La société a fini par être emportée par ses montages financiers hasardeux qui ont conduit certains investisseurs à couper les ponts avec elle.

- Qui est impliqué ?

David Cameron est au coeur du scandale du fait de sa campagne de lobbying au profit de Greensill. Il a admis qu'il aurait dû agir autrement mais rejeté tout comportement répréhensible.

Au moins un haut fonctionnaire et un autre conseiller étaient rémunérés par Greensill alors qu'ils travaillaient pour le gouvernement.

Parmi les autres conseillers de Greensill figuraient l'ancien ministre de l'Intérieur travailliste David Blunkett, l'ex-ministre des Affaires étrangères australienne Julie Bishop, et Bernard Hogan-Howe, ancien chef de la police de Londres.

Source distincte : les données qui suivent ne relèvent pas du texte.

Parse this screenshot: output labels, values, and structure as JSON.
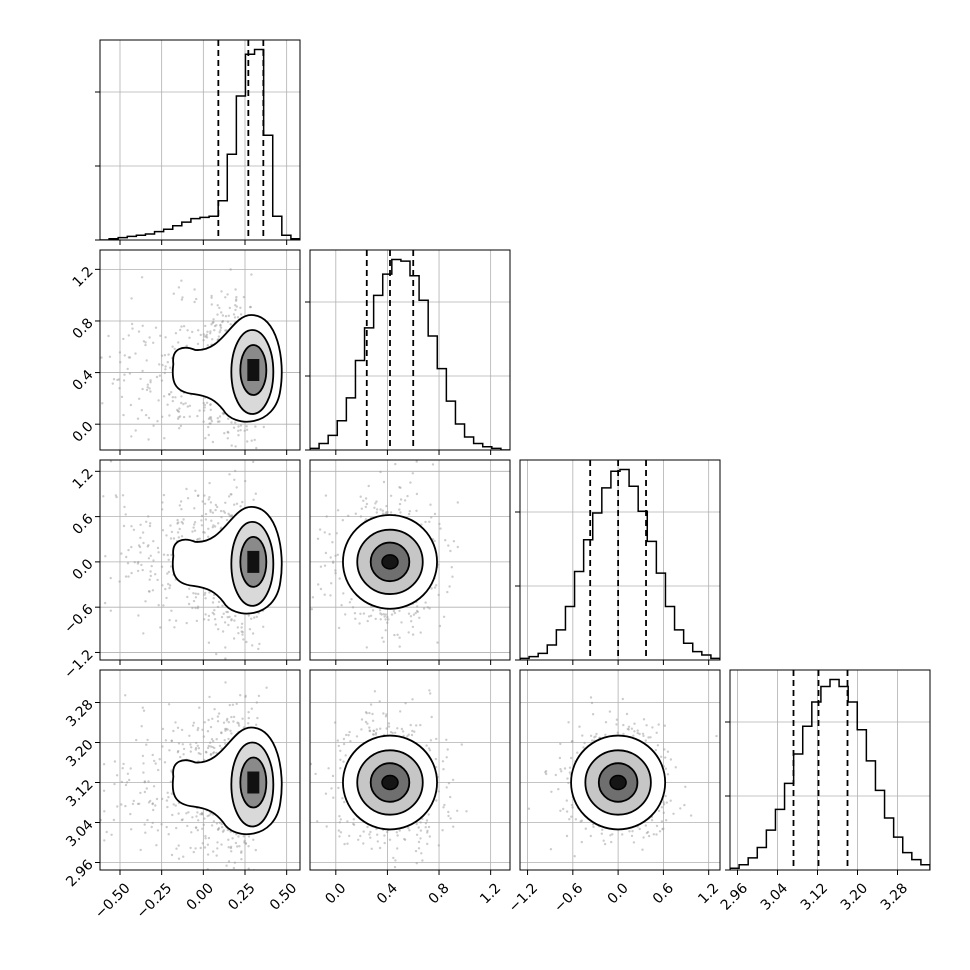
{
  "colors": {
    "line": "#000000",
    "grid": "#b0b0b0",
    "scatter": "#9a9a9a",
    "background": "#ffffff"
  },
  "chart_data": {
    "type": "corner",
    "grid": true,
    "parameters": [
      {
        "range": [
          -0.62,
          0.58
        ],
        "ticks": [
          -0.5,
          -0.25,
          0.0,
          0.25,
          0.5
        ],
        "tick_labels": [
          "−0.50",
          "−0.25",
          "0.00",
          "0.25",
          "0.50"
        ],
        "quantiles": [
          0.09,
          0.27,
          0.36
        ],
        "hist": [
          0,
          1,
          2,
          3,
          4,
          5,
          7,
          9,
          12,
          15,
          18,
          19,
          20,
          33,
          72,
          121,
          156,
          160,
          88,
          20,
          4,
          1
        ]
      },
      {
        "range": [
          -0.2,
          1.35
        ],
        "ticks": [
          0.0,
          0.4,
          0.8,
          1.2
        ],
        "tick_labels": [
          "0.0",
          "0.4",
          "0.8",
          "1.2"
        ],
        "quantiles": [
          0.24,
          0.42,
          0.6
        ],
        "hist": [
          1,
          4,
          9,
          18,
          32,
          55,
          75,
          95,
          108,
          117,
          116,
          107,
          92,
          70,
          50,
          30,
          16,
          8,
          4,
          2,
          1,
          0
        ]
      },
      {
        "range": [
          -1.3,
          1.35
        ],
        "ticks": [
          -1.2,
          -0.6,
          0.0,
          0.6,
          1.2
        ],
        "tick_labels": [
          "−1.2",
          "−0.6",
          "0.0",
          "0.6",
          "1.2"
        ],
        "quantiles": [
          -0.37,
          0.0,
          0.37
        ],
        "hist": [
          1,
          2,
          4,
          9,
          18,
          32,
          53,
          72,
          88,
          103,
          113,
          114,
          104,
          89,
          71,
          52,
          32,
          18,
          10,
          5,
          3,
          1
        ]
      },
      {
        "range": [
          2.945,
          3.345
        ],
        "ticks": [
          2.96,
          3.04,
          3.12,
          3.2,
          3.28
        ],
        "tick_labels": [
          "2.96",
          "3.04",
          "3.12",
          "3.20",
          "3.28"
        ],
        "quantiles": [
          3.072,
          3.122,
          3.18
        ],
        "hist": [
          1,
          3,
          7,
          13,
          23,
          35,
          50,
          67,
          83,
          97,
          106,
          110,
          106,
          97,
          81,
          63,
          46,
          30,
          19,
          10,
          6,
          3
        ]
      }
    ],
    "pairs": [
      {
        "row": 1,
        "col": 0,
        "x_peak": 0.3,
        "y_peak": 0.42
      },
      {
        "row": 2,
        "col": 0,
        "x_peak": 0.3,
        "y_peak": 0.0
      },
      {
        "row": 2,
        "col": 1,
        "x_peak": 0.42,
        "y_peak": 0.0
      },
      {
        "row": 3,
        "col": 0,
        "x_peak": 0.3,
        "y_peak": 3.12
      },
      {
        "row": 3,
        "col": 1,
        "x_peak": 0.42,
        "y_peak": 3.12
      },
      {
        "row": 3,
        "col": 2,
        "x_peak": 0.0,
        "y_peak": 3.12
      }
    ]
  }
}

La faillite de Greensill a également mis en difficultés ses soutiens financiers et ses clients, au premier rang desquels l'empire de l'acier du magnat indo-britannique Sanjeev Gupta.

- Le gouvernement est-il concerné ?

Le Premier ministre Boris Johson a lancé une enquête indépendante à laquelle David Cameron compte coopérer.

Elle doit rendre ses conclusions en juin mais certains s'interrogent sur sa capacité à s'attaquer à la culture du lobbying dans son ensemble.

Trois commissions parlementaires ont ouvert leurs propres enquêtes tout comme le contrôleur des comptes britanniques, le National Audit Office (NAO).

Matt Hancock pourrait être concerné par ses enquêtes, lui qui a rencontré David Cameron et Lex Greensill en 2019 afin de discuter d'un nouveau mécanisme de paiement pour le NHS.

Le ministère de la Santé assure qu'il a fait part officiellement de cette conversation après coup, conformément aux règles du gouvernement, et indique par ailleurs qu'il n'y a pas de conflit d'intérêt concernant la part dans l'entreprise détenue par sa soeur.

Mais l'affaire a alimenté les accusions de favoritisme, portées par l'opposition, alors que le gouvernement a attribué au moins 10,5 milliards de livres (12 milliards d'euros) de contrats sans appel d'offres au pic de la pandémie l'an dernier.

Boris Johnson a lui été contraint de démentir toute intervention en faveur d'une tentative de rachat du club de foot de Newcastle par un fonds saoudien.

- Quels sont les enjeux ?

Greensill devient le scandale politique le plus retentissant depuis 2009 et celui des notes de frais de députés, qui avait nourri une défiance envers la politique quelques années avant le vote pour le Brexit.

Le parti travailliste a l'espoir que l'affaire pourrait avoir un impact sur les élections locales du 6 mai, même si les conservateurs sont en tête dans les sondages grâce au succès de la campagne de vaccination contre le Covid-19.

Au-delà, le scandale remet en cause les règles régissant le lobbying qui ont évolué sous le gouvernement de David Cameron, mais qui semblent dépassés à l'heure où le gouvernement dépense sans compter pour amortir le choc de la crise sanitaire.

Eric Pickles, à la tête d'un organisme qui valide le passage dans le privé d'anciens ministres ou fonctionnaires, appelle à davantage de transparence.

"Il semble qu'il n'y avait pas de barrière du tout", a-t-il lancé jeudi devant une commission parlementaire à propos de Greensill.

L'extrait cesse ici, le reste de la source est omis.